Está en la puerta de una pizzería. Ve al pizzero cortar sobre una
tabla los trozos triangulares manejando
su filosa cuchilla con rara habilidad para luego distribuirla entre algunos
clientes al pie del mostrador. El aroma lo impulsa a entrar. Su hambre es mucha,
pero no puede gastar el poco dinero de sus ventas del que habrá de rendir
cuentas cuando regrese. También son muchos sus deseos de pedir, pero su orgullo
se lo impide. Como fascinado, tiene los ojos fijos en aquella masa humeante.
Espera un milagro... tal vez alguno de los parroquianos le
ofrezca una porción. Pero no. Todos comen con avidez, se chupan los dedos... no
lo ven. Pilo está allí como petrificado, con todo su ser pendiente de un
miserable trozo de pizza.
Es muy difícil explicar el hambre con palabras, y más aun a las
personas que jamás la han padecido... sólo la conocen bien los que la sufrieron.
De pronto ocurre algo que aumenta su tensión: de las manos de un
cliente resbala un triángulo de pizza con muzzarella que se aplasta contra el
piso cubierto de aserrín, puchos y barro. El hombre entonces le dice, con
sarcástica sonrisa: "Si querés ese pedazo que cayó te lo doy, es tuyo".
Pilo siente un tremendo deseo de contestarle "Metételo en el culo"...
Pero se aguanta, prima el hambre sobre el orgullo. Levanta la sucia porción con
bronca y sale corriendo.
En la calle, le da una mordida y llora. Llora de impotencia, por
no haber podido reaccionar. La llovizna fina y suave le cubre el rostro, acompañando
la dolorosa tristeza de esa niñez que el destino le asignó.
Muchos Pilos crecerán confiando en que algún día, cuando sean
adultos, conocerán las respuestas a las tantas cosas que antes no comprendieron...
Tal vez ―y sin tal vez― ninguno de ellos encuentre alguna que le
resulte coherente... ■
Miguel Ábalos
"Es muy difícil explicar el hambre con palabras", se lee en la narración.Yo creo que no se necesita explicar la desigualdad, la inclusión, la frialdad y la indiferencia.
ResponderEliminarFelicito al autor por dedicar estas letras a este tema que es un vergüenza de toda la humanidad.
MARITA RAGOZZA
Me gustó mucho la ternura y la justificada indignación.

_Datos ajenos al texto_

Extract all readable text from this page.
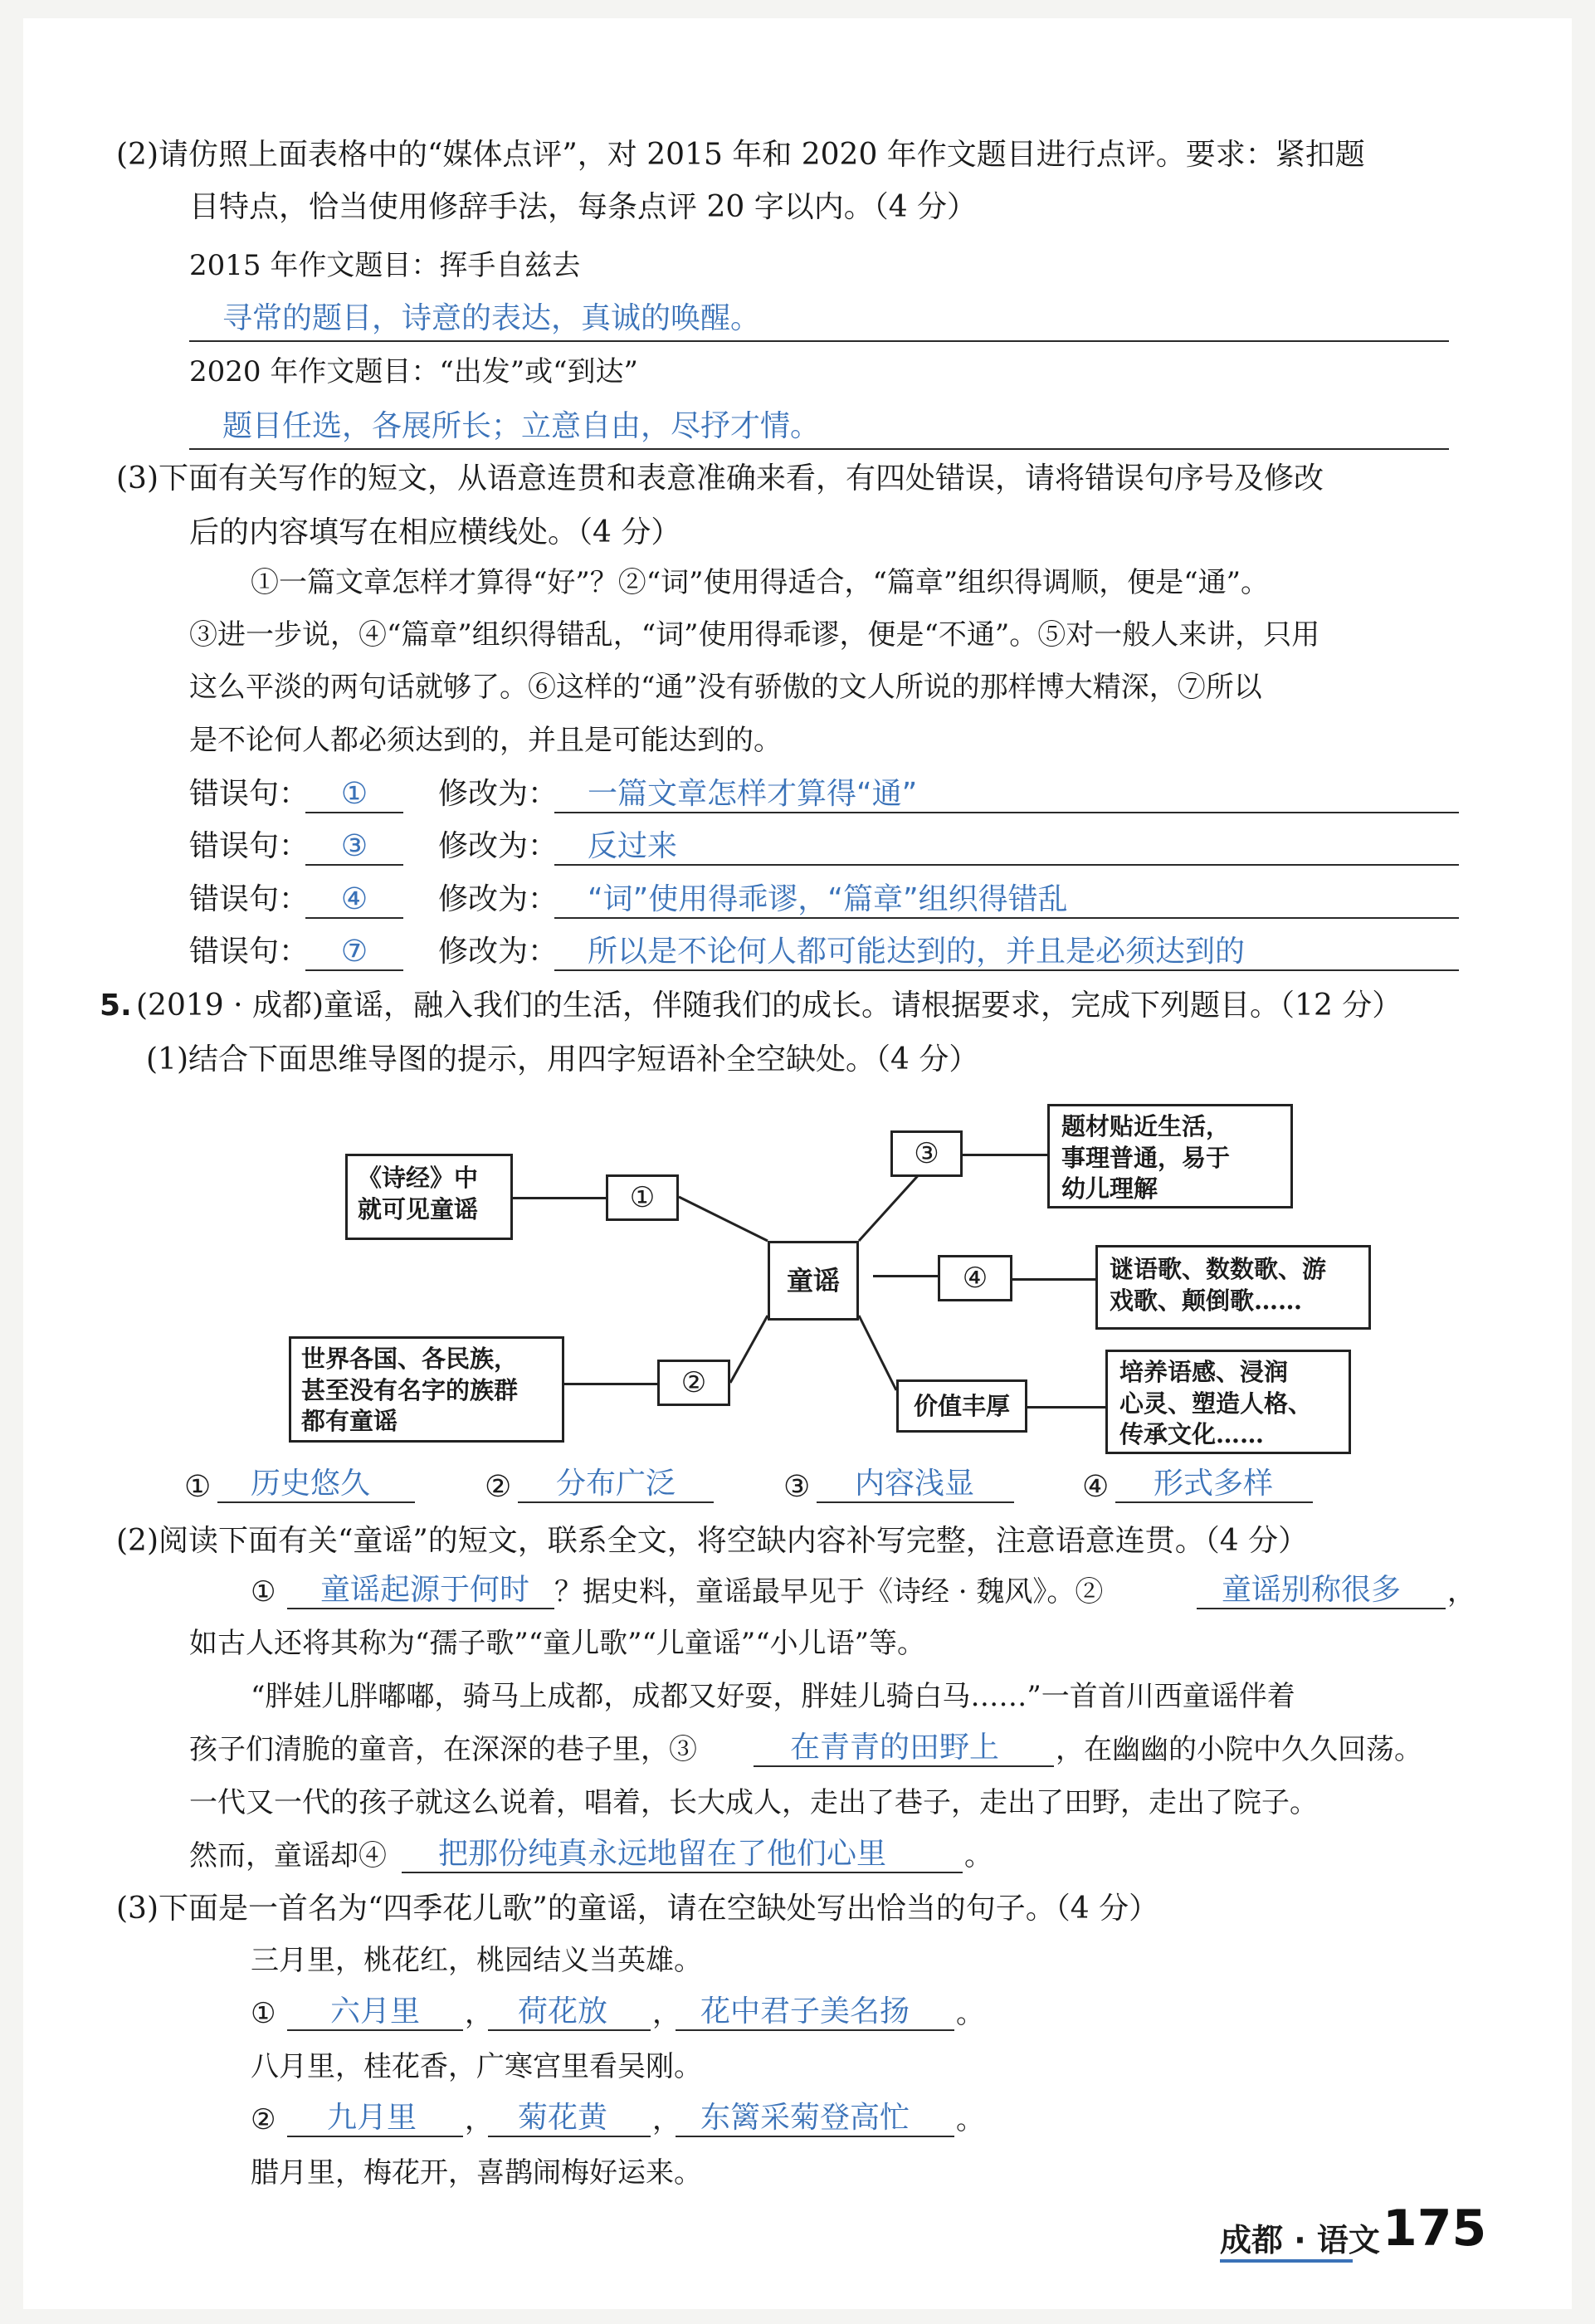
(2)请仿照上面表格中的“媒体点评”，对 2015 年和 2020 年作文题目进行点评。要求：紧扣题
目特点，恰当使用修辞手法，每条点评 20 字以内。（4 分）
2015 年作文题目：挥手自兹去
寻常的题目，诗意的表达，真诚的唤醒。
2020 年作文题目：“出发”或“到达”
题目任选，各展所长；立意自由，尽抒才情。
(3)下面有关写作的短文，从语意连贯和表意准确来看，有四处错误，请将错误句序号及修改
后的内容填写在相应横线处。（4 分）
①一篇文章怎样才算得“好”？②“词”使用得适合，“篇章”组织得调顺，便是“通”。
③进一步说，④“篇章”组织得错乱，“词”使用得乖谬，便是“不通”。⑤对一般人来讲，只用
这么平淡的两句话就够了。⑥这样的“通”没有骄傲的文人所说的那样博大精深，⑦所以
是不论何人都必须达到的，并且是可能达到的。
错误句：	①	修改为： 一篇文章怎样才算得“通”
错误句：	③	修改为： 反过来
错误句：	④	修改为： “词”使用得乖谬，“篇章”组织得错乱
错误句：	⑦	修改为： 所以是不论何人都可能达到的，并且是必须达到的
5. (2019 · 成都)童谣，融入我们的生活，伴随我们的成长。请根据要求，完成下列题目。（12 分）
(1)结合下面思维导图的提示，用四字短语补全空缺处。（4 分）
《诗经》中
就可见童谣	①
童谣
③
题材贴近生活，
事理普通，易于
幼儿理解
④	谜语歌、数数歌、游
戏歌、颠倒歌……
世界各国、各民族，
甚至没有名字的族群
都有童谣
②
价值丰厚
培养语感、浸润
心灵、塑造人格、
传承文化……
①	历史悠久	②	分布广泛	③	内容浅显	④	形式多样
(2)阅读下面有关“童谣”的短文，联系全文，将空缺内容补写完整，注意语意连贯。（4 分）
①	童谣起源于何时 ？据史料，童谣最早见于《诗经 · 魏风》。②	童谣别称很多	，
如古人还将其称为“孺子歌”“童儿歌”“儿童谣”“小儿语”等。
“胖娃儿胖嘟嘟，骑马上成都，成都又好耍，胖娃儿骑白马……”一首首川西童谣伴着
孩子们清脆的童音，在深深的巷子里，③	在青青的田野上	，在幽幽的小院中久久回荡。
一代又一代的孩子就这么说着，唱着，长大成人，走出了巷子，走出了田野，走出了院子。
然而，童谣却④	把那份纯真永远地留在了他们心里	。
(3)下面是一首名为“四季花儿歌”的童谣，请在空缺处写出恰当的句子。（4 分）
三月里，桃花红，桃园结义当英雄。
①	六月里	， 荷花放	， 花中君子美名扬	。
八月里，桂花香，广寒宫里看吴刚。
②	九月里	， 菊花黄	， 东篱采菊登高忙	。
腊月里，梅花开，喜鹊闹梅好运来。
成都 · 语文 175
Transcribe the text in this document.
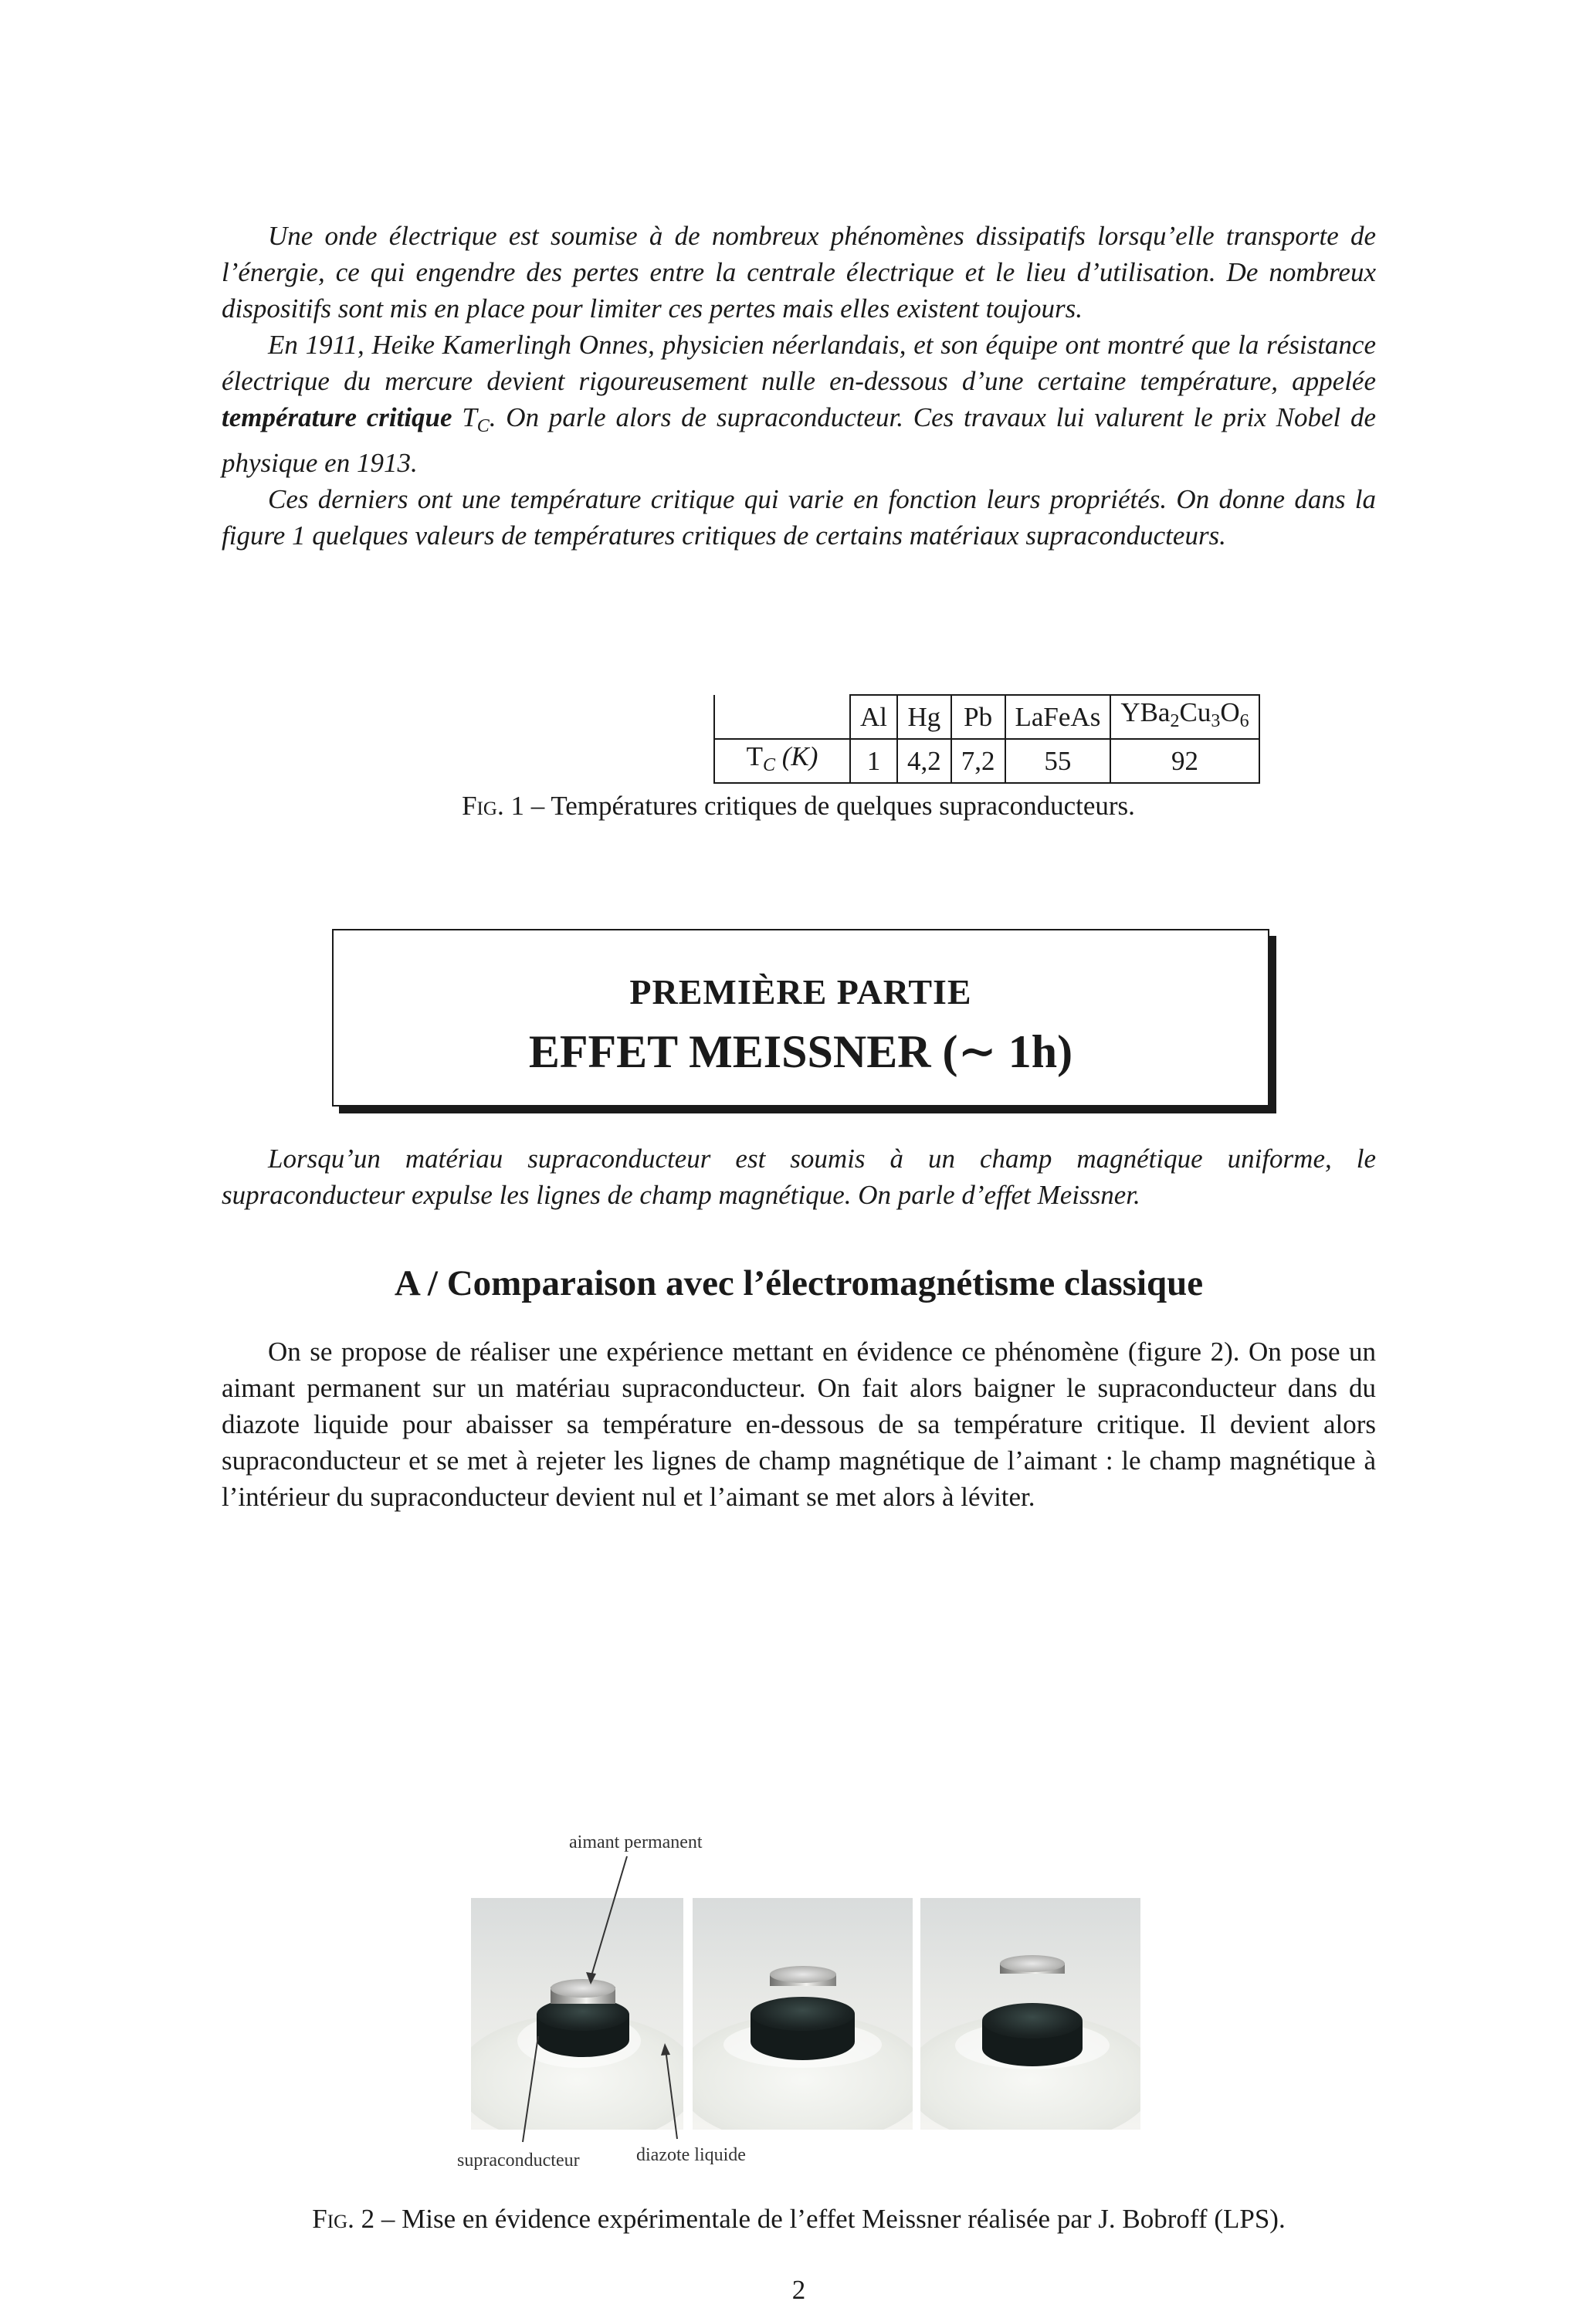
Une onde électrique est soumise à de nombreux phénomènes dissipatifs lorsqu’elle transporte de l’énergie, ce qui engendre des pertes entre la centrale électrique et le lieu d’utilisation. De nombreux dispositifs sont mis en place pour limiter ces pertes mais elles existent toujours.

En 1911, Heike Kamerlingh Onnes, physicien néerlandais, et son équipe ont montré que la résistance électrique du mercure devient rigoureusement nulle en-dessous d’une certaine température, appelée température critique $T_C$. On parle alors de supraconducteur. Ces travaux lui valurent le prix Nobel de physique en 1913.

Ces derniers ont une température critique qui varie en fonction leurs propriétés. On donne dans la figure 1 quelques valeurs de températures critiques de certains matériaux supraconducteurs.

	Al	Hg	Pb	LaFeAs	$YBa_2Cu_3O_6$
$T_C$ (K)	1	4,2	7,2	55	92
Fig. 1 – Températures critiques de quelques supraconducteurs.
PREMIÈRE PARTIE
EFFET MEISSNER (∼ 1h)

Lorsqu’un matériau supraconducteur est soumis à un champ magnétique uniforme, le supraconducteur expulse les lignes de champ magnétique. On parle d’effet Meissner.

A / Comparaison avec l’électromagnétisme classique

On se propose de réaliser une expérience mettant en évidence ce phénomène (figure 2). On pose un aimant permanent sur un matériau supraconducteur. On fait alors baigner le supraconducteur dans du diazote liquide pour abaisser sa température en-dessous de sa température critique. Il devient alors supraconducteur et se met à rejeter les lignes de champ magnétique de l’aimant : le champ magnétique à l’intérieur du supraconducteur devient nul et l’aimant se met alors à léviter.

aimant permanent
supraconducteur	diazote liquide
Fig. 2 – Mise en évidence expérimentale de l’effet Meissner réalisée par J. Bobroff (LPS).
2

Como dice Marita el hambre es una vergüenza de toda la humanidad aunque admitamos que muchos no sólo no la sienten sino que parecen gozar desde un barrio cerrado enclavado justo frente a una villa miseria o cuando llenan el baúl del auto en la puerta de un gigantesco hipermercado rodeado de ranchitos miserables, zanjas con agua estancada y niños hambrientos observando. Hasta el perro de raza, finamente arropado, mira con desprecio desde la ventanilla del auto a los Pilos que andan por ahí.
ResponderEliminarMuchas gracias por no dejar que estos temas se olviden o no se vean.